Thursday, 25 Jun 2009 | 3:46 PM ET

Fed Chairman Ben Bernanke testified in front of a House CommitteeThursday that he did not put pressure on Bank of America to close the takeover of Merrill Lynch. Unemployment numbers released are showing a weak job market and GDP growth is still in a decline. Read and watch what the pros say...

Consumer Weakness Going Forward

"We have a negative view on consumption. We've had a negative view for months and we continue with that," said Clark Yingst, chief market strategist at Joseph Gunnar and Company.

Boosting Your Portfolio
How to pay the markets, with Clark Yingst, Joseph Gunnar & Company and Alec Young, Standard & Poors.
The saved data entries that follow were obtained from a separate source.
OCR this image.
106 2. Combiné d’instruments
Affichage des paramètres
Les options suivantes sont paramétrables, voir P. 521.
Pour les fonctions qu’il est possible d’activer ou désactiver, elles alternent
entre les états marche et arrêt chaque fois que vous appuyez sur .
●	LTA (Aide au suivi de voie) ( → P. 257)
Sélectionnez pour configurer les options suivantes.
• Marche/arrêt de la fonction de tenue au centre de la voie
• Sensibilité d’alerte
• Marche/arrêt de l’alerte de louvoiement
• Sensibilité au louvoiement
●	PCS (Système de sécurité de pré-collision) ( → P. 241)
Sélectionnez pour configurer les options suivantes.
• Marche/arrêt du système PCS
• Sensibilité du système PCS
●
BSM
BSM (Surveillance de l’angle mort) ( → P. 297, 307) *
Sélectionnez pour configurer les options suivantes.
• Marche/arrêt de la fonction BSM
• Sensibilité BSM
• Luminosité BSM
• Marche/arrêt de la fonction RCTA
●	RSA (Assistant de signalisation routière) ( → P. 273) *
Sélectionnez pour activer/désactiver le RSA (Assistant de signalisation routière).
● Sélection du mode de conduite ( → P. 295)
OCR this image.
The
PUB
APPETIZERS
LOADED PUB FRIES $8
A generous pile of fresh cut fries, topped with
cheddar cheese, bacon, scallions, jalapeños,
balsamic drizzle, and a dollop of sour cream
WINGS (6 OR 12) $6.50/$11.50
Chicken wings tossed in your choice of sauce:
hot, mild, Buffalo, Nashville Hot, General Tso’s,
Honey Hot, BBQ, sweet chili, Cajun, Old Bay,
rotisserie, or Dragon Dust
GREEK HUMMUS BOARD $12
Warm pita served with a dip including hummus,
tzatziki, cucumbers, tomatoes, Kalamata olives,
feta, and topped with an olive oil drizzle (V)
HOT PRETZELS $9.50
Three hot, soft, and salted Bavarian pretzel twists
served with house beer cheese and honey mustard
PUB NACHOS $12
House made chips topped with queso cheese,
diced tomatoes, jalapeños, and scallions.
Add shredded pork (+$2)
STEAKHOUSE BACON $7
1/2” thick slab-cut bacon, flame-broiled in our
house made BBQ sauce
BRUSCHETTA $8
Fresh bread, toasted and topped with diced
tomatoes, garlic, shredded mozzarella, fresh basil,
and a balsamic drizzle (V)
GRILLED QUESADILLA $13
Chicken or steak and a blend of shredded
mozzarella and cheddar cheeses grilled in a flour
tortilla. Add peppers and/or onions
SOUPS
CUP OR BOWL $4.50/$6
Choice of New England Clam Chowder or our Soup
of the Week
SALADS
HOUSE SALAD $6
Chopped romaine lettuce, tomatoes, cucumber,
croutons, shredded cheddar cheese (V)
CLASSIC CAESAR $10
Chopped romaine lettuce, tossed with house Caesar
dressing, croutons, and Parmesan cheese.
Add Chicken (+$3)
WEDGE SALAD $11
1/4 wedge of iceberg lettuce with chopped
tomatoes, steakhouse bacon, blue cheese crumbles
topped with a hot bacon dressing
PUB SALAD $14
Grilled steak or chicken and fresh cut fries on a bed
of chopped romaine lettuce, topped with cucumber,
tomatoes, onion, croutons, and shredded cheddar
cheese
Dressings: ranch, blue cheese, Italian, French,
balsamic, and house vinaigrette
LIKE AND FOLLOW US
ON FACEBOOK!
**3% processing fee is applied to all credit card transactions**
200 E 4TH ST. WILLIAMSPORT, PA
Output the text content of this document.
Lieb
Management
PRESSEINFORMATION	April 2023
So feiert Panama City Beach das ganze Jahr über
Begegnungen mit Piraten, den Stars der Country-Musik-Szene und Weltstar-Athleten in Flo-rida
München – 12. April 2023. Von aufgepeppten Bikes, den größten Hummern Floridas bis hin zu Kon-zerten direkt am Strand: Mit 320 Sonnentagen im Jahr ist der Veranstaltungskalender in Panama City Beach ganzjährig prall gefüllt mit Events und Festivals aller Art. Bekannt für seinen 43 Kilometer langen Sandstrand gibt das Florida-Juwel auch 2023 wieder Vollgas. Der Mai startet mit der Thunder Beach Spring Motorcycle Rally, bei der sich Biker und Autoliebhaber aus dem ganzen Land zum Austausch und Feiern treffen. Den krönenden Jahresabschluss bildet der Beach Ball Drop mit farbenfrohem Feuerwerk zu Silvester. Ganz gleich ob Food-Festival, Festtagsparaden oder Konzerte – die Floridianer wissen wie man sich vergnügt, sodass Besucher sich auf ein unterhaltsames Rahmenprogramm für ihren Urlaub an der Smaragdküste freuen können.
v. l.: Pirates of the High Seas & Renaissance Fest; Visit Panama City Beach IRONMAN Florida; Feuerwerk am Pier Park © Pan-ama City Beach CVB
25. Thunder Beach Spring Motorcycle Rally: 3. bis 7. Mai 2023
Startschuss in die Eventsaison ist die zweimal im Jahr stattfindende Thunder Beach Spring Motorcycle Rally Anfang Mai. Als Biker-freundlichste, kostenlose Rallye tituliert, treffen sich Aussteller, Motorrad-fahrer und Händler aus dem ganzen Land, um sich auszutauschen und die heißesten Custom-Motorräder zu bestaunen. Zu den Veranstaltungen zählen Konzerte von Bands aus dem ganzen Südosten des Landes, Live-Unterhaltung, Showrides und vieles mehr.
"Last month's numbers on income and savings show that with the savings rate [a 15 year high] ... that we are not just in midst of a cyclical change in consumer spending but a secular change and if that's right, the slope of any recovery is going to be gradual," said Yingst.

Bigger Trends For Markets

"We are trying to focus on trends like tech, energy, emerging markets, areas that are least likely to disappoint with the growth they will produce," said Alec Young, equity strategist at Standard & Poor's.

"We want to focus on areas that will outgrow the overall economy," Young said. "We think China fits the bill, that's what really driving oil and commodities. And for technology, we think companies have to spend a certain amount for maintenance. Those are areas along with emerging markets that we want to say with."